The original publication of this report contained a minor error in slides 5 and 6 below. We undercounted worker-months in the denominator of the percentages, which caused their sum to be greater than 100. We’ve since corrected the error. The qualitative conclusions of those slides remain the same.
U.S. employment of registered nurses is projected to grow 6 percent from 2022 to 2032, faster than the average for all occupations, according to the Bureau of Labor Statistics.
Many of those projected job openings will result from the need to replace nurses who transfer to different occupations or exit the labor force. The aging Baby Boomer population is increasing demand for health care even as its members retire from the workforce in growing numbers.
While these shortages are well known, the ADP Research Institute wanted to see what happened to nurses – all nurses – who quit their jobs. We found that even though nursing pay has risen dramatically since the start of the pandemic, more of these critical workers are leaving the profession.

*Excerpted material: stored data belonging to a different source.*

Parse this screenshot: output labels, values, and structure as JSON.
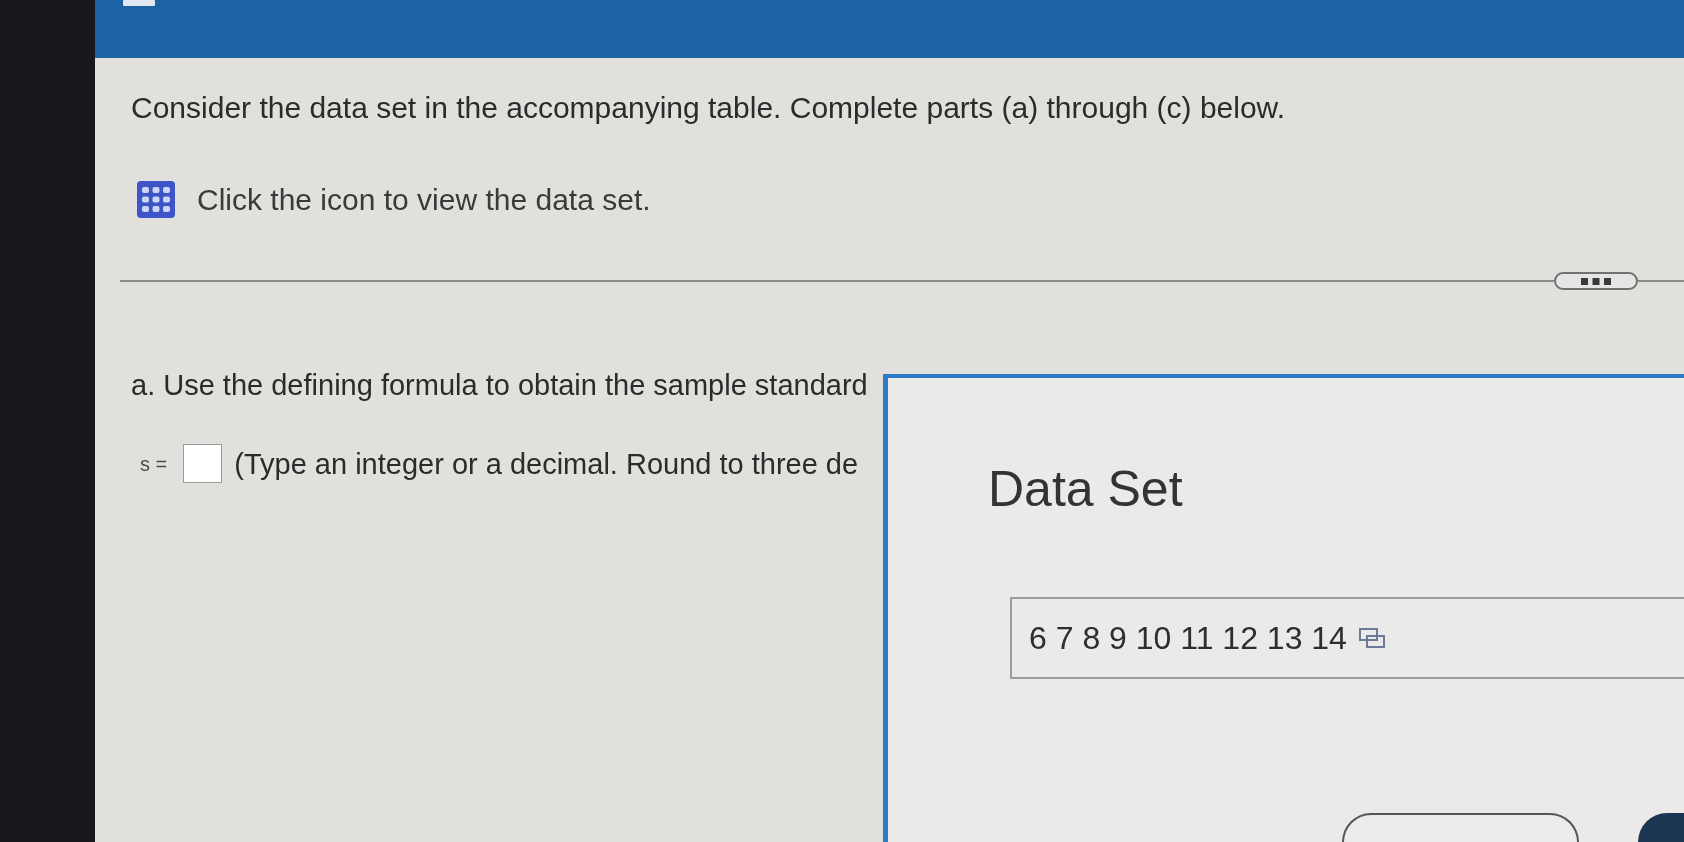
{
  "question": {
    "prompt": "Consider the data set in the accompanying table. Complete parts (a) through (c) below.",
    "data_link": "Click the icon to view the data set."
  },
  "part_a": {
    "instruction": "a. Use the defining formula to obtain the sample standard",
    "answer_label": "s =",
    "hint": "(Type an integer or a decimal. Round to three de"
  },
  "data_set_window": {
    "title": "Data Set",
    "values": "6 7 8 9 10 11 12 13 14"
  }
}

Before the pandemic, more than half of nurses who switched jobs stayed in health care. Today, that share has fallen to less than 40 percent.
In a companion post, the ADP Research Institute looked at the employment and wages of registered nurses to obtain a clearer picture of what’s happening in that occupation. In this post, we look at where nurses — all nurses1Except nursing assistants — go when they quit the profession.

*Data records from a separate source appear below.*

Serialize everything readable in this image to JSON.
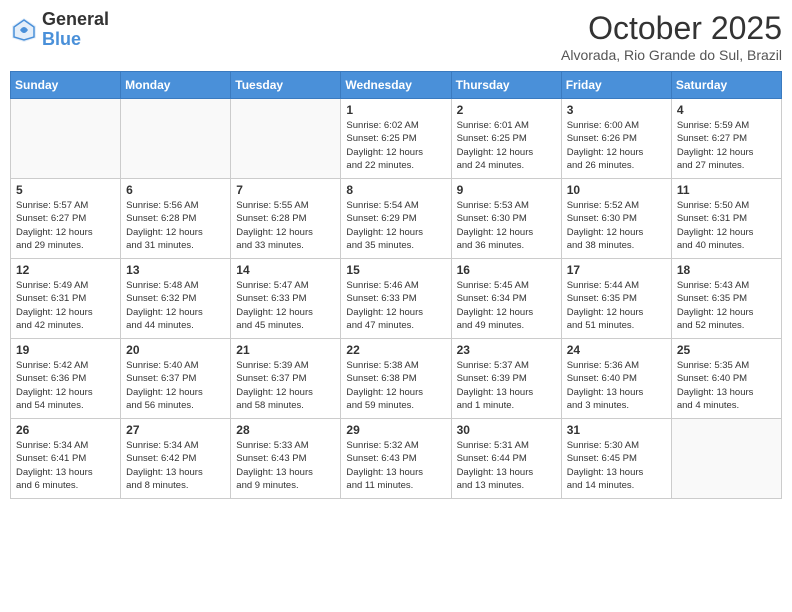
{
  "header": {
    "logo_general": "General",
    "logo_blue": "Blue",
    "month_title": "October 2025",
    "location": "Alvorada, Rio Grande do Sul, Brazil"
  },
  "calendar": {
    "days_of_week": [
      "Sunday",
      "Monday",
      "Tuesday",
      "Wednesday",
      "Thursday",
      "Friday",
      "Saturday"
    ],
    "weeks": [
      [
        {
          "day": "",
          "info": ""
        },
        {
          "day": "",
          "info": ""
        },
        {
          "day": "",
          "info": ""
        },
        {
          "day": "1",
          "info": "Sunrise: 6:02 AM\nSunset: 6:25 PM\nDaylight: 12 hours\nand 22 minutes."
        },
        {
          "day": "2",
          "info": "Sunrise: 6:01 AM\nSunset: 6:25 PM\nDaylight: 12 hours\nand 24 minutes."
        },
        {
          "day": "3",
          "info": "Sunrise: 6:00 AM\nSunset: 6:26 PM\nDaylight: 12 hours\nand 26 minutes."
        },
        {
          "day": "4",
          "info": "Sunrise: 5:59 AM\nSunset: 6:27 PM\nDaylight: 12 hours\nand 27 minutes."
        }
      ],
      [
        {
          "day": "5",
          "info": "Sunrise: 5:57 AM\nSunset: 6:27 PM\nDaylight: 12 hours\nand 29 minutes."
        },
        {
          "day": "6",
          "info": "Sunrise: 5:56 AM\nSunset: 6:28 PM\nDaylight: 12 hours\nand 31 minutes."
        },
        {
          "day": "7",
          "info": "Sunrise: 5:55 AM\nSunset: 6:28 PM\nDaylight: 12 hours\nand 33 minutes."
        },
        {
          "day": "8",
          "info": "Sunrise: 5:54 AM\nSunset: 6:29 PM\nDaylight: 12 hours\nand 35 minutes."
        },
        {
          "day": "9",
          "info": "Sunrise: 5:53 AM\nSunset: 6:30 PM\nDaylight: 12 hours\nand 36 minutes."
        },
        {
          "day": "10",
          "info": "Sunrise: 5:52 AM\nSunset: 6:30 PM\nDaylight: 12 hours\nand 38 minutes."
        },
        {
          "day": "11",
          "info": "Sunrise: 5:50 AM\nSunset: 6:31 PM\nDaylight: 12 hours\nand 40 minutes."
        }
      ],
      [
        {
          "day": "12",
          "info": "Sunrise: 5:49 AM\nSunset: 6:31 PM\nDaylight: 12 hours\nand 42 minutes."
        },
        {
          "day": "13",
          "info": "Sunrise: 5:48 AM\nSunset: 6:32 PM\nDaylight: 12 hours\nand 44 minutes."
        },
        {
          "day": "14",
          "info": "Sunrise: 5:47 AM\nSunset: 6:33 PM\nDaylight: 12 hours\nand 45 minutes."
        },
        {
          "day": "15",
          "info": "Sunrise: 5:46 AM\nSunset: 6:33 PM\nDaylight: 12 hours\nand 47 minutes."
        },
        {
          "day": "16",
          "info": "Sunrise: 5:45 AM\nSunset: 6:34 PM\nDaylight: 12 hours\nand 49 minutes."
        },
        {
          "day": "17",
          "info": "Sunrise: 5:44 AM\nSunset: 6:35 PM\nDaylight: 12 hours\nand 51 minutes."
        },
        {
          "day": "18",
          "info": "Sunrise: 5:43 AM\nSunset: 6:35 PM\nDaylight: 12 hours\nand 52 minutes."
        }
      ],
      [
        {
          "day": "19",
          "info": "Sunrise: 5:42 AM\nSunset: 6:36 PM\nDaylight: 12 hours\nand 54 minutes."
        },
        {
          "day": "20",
          "info": "Sunrise: 5:40 AM\nSunset: 6:37 PM\nDaylight: 12 hours\nand 56 minutes."
        },
        {
          "day": "21",
          "info": "Sunrise: 5:39 AM\nSunset: 6:37 PM\nDaylight: 12 hours\nand 58 minutes."
        },
        {
          "day": "22",
          "info": "Sunrise: 5:38 AM\nSunset: 6:38 PM\nDaylight: 12 hours\nand 59 minutes."
        },
        {
          "day": "23",
          "info": "Sunrise: 5:37 AM\nSunset: 6:39 PM\nDaylight: 13 hours\nand 1 minute."
        },
        {
          "day": "24",
          "info": "Sunrise: 5:36 AM\nSunset: 6:40 PM\nDaylight: 13 hours\nand 3 minutes."
        },
        {
          "day": "25",
          "info": "Sunrise: 5:35 AM\nSunset: 6:40 PM\nDaylight: 13 hours\nand 4 minutes."
        }
      ],
      [
        {
          "day": "26",
          "info": "Sunrise: 5:34 AM\nSunset: 6:41 PM\nDaylight: 13 hours\nand 6 minutes."
        },
        {
          "day": "27",
          "info": "Sunrise: 5:34 AM\nSunset: 6:42 PM\nDaylight: 13 hours\nand 8 minutes."
        },
        {
          "day": "28",
          "info": "Sunrise: 5:33 AM\nSunset: 6:43 PM\nDaylight: 13 hours\nand 9 minutes."
        },
        {
          "day": "29",
          "info": "Sunrise: 5:32 AM\nSunset: 6:43 PM\nDaylight: 13 hours\nand 11 minutes."
        },
        {
          "day": "30",
          "info": "Sunrise: 5:31 AM\nSunset: 6:44 PM\nDaylight: 13 hours\nand 13 minutes."
        },
        {
          "day": "31",
          "info": "Sunrise: 5:30 AM\nSunset: 6:45 PM\nDaylight: 13 hours\nand 14 minutes."
        },
        {
          "day": "",
          "info": ""
        }
      ]
    ]
  }
}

The average registered nurse was 52 years old in 2020, according to the National Council of State Boards of Nursing, and nurses are retiring in large numbers. Now the shortage of these skilled providers is contributing to another shortage: A lack of nursing school faculty, according to the American Association of Colleges of Nursing.
While employers are raising wages to keep and attract nurses, it clearly hasn’t been enough.